If I’ve heard it once I’ve heard it a thousand times in the back-and-forth commentary over this or that issue, often centered around the issue of compensation: “If the Department of Labor didn’t classify us as unskilled labor …” What typically follows is the notion that this or that issue would be better for drivers.
The video here, from the folks at TruckerNation, does a pretty good job of debunking the notion that truckers fall into an “unskilled” classification, one used in government not by DOL at all, as Andrea Marks explains there, but by the Social Security Administration for various purposes. There, depending on the level of CDL obtained, and considering endorsements, amount of time worked and more, drivers are classified as either “skilled” or “semi-skilled,” she says. Never “unskilled.” It’s worth a watch.

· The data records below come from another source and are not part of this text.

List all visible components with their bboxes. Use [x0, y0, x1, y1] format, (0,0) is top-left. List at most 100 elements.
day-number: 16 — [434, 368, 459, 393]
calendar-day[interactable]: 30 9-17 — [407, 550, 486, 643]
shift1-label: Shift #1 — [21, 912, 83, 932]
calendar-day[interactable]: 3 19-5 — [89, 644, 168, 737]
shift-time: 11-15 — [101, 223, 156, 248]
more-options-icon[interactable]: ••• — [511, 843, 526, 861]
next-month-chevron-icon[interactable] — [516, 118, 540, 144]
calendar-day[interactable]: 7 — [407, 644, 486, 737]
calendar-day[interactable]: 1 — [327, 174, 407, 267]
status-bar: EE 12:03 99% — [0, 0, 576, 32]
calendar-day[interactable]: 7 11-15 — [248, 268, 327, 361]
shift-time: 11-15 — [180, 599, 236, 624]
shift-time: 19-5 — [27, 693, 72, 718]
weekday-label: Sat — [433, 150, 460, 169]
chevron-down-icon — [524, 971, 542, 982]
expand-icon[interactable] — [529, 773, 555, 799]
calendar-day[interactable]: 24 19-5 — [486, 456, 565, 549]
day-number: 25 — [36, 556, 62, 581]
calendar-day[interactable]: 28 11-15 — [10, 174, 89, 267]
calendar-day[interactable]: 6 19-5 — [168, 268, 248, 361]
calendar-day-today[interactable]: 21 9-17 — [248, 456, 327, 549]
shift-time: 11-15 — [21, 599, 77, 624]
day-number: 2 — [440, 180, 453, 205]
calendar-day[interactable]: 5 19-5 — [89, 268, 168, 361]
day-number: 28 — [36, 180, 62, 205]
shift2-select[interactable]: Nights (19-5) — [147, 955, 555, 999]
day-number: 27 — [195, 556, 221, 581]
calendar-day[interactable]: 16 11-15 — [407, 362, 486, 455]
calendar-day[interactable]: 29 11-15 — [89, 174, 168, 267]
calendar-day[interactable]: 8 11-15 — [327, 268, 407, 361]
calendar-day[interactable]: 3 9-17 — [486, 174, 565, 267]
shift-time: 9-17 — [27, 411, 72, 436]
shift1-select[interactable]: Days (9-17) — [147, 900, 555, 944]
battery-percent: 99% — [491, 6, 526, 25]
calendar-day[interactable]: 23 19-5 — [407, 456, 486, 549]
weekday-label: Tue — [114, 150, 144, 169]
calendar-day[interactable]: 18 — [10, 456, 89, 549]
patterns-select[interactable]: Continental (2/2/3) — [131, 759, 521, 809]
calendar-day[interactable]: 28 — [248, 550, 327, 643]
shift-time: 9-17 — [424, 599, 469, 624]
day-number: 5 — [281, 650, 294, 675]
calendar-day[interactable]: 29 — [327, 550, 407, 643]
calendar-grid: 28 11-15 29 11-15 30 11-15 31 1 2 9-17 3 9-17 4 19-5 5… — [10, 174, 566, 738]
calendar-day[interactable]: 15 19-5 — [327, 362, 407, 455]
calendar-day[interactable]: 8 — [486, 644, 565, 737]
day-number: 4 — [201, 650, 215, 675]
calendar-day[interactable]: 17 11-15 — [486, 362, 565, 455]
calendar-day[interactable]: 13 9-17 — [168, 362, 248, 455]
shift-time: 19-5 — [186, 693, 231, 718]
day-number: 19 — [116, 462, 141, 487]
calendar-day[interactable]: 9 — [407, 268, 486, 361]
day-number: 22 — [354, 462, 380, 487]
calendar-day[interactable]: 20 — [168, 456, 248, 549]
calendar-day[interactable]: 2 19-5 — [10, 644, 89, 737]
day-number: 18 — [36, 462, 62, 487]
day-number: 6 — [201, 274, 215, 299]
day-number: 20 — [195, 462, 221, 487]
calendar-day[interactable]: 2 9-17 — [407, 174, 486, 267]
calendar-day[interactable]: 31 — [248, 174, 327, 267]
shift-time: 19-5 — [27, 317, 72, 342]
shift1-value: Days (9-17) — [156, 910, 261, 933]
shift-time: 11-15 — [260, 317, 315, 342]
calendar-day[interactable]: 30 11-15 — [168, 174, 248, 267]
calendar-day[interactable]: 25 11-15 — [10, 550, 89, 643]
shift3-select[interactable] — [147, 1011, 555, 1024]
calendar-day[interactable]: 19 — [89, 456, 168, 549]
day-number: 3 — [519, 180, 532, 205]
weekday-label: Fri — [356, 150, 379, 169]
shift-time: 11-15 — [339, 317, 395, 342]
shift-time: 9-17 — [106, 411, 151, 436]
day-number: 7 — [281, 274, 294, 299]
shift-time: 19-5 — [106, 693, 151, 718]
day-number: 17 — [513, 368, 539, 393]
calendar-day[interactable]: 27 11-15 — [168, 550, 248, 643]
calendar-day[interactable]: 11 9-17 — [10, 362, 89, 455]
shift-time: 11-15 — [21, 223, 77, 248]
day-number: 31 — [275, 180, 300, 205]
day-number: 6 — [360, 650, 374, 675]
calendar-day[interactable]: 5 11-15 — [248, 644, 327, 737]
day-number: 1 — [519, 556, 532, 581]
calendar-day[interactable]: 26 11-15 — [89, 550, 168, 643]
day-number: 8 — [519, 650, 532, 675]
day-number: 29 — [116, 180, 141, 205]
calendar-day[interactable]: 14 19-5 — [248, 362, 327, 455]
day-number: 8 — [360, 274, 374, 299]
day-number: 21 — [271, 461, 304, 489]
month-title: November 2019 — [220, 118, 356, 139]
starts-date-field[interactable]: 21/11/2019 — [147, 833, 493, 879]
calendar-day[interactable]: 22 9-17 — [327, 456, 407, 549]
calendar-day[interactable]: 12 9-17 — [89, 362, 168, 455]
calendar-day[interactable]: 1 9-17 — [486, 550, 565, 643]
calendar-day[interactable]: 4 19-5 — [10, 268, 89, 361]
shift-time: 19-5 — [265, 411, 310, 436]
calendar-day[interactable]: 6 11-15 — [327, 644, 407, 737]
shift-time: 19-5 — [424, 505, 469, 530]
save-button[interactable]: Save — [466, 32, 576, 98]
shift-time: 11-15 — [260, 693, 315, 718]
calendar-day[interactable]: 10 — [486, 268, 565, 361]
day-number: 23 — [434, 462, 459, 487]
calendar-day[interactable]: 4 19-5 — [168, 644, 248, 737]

What the video doesn’t get to is what’s typically happened in my own experience talking to folks all around the industry, as hinted at in the first paragraph here. When someone invokes the old “unskilled” notion, asked for some clarification what I’ve most often then heard is an invocation of the reality of the exemption from overtime-pay protections for DOT-regulated motor carrier employee drivers — that exemption was codified as part of the Fair Labor Standards Act of 1938. Follow this link for a clear fact sheet on it.
There’s been no shortage of talk about the seeming absurdity of an industry regulated by the hour but paid by the mile over the years, for sure. More seriously, you don’t have to look far to find past advocacy efforts centered on the notion that removal of the motor carrier exemption from overtime-pay requirements for safety-sensitive workers would force a better standard of compensation for company drivers, and drive better income conditions for owner-operators by extension. (Read owner-operator Joe Ammons’ past such argument here, and some distillation of related changing conditions — how that ELD mandate figures in — via this link. Find some carriers moving to more of a salary-type compensation model, with a miles incentive on top, via my own reporting from earlier in the year; such moves, when true earning potential is there, might be interpreted as a kind of advocacy in and of themselves.) In an industry where much energy is being expended by attorneys and drivers suing carriers over state meal and rest breaks in California, and by motor carrier interests hoping to overturn the outlier court action that is enabling such suits, changing the motor carrier exemption to the FLSA doesn’t seem to figure into compensation conversation so much of late.
What’s your view on it? If the FLSA exemption were removed and carriers were forced to adjust to the reality of overtime pay requirements, do you think your own particular situation in the industry would improve ultimately or not?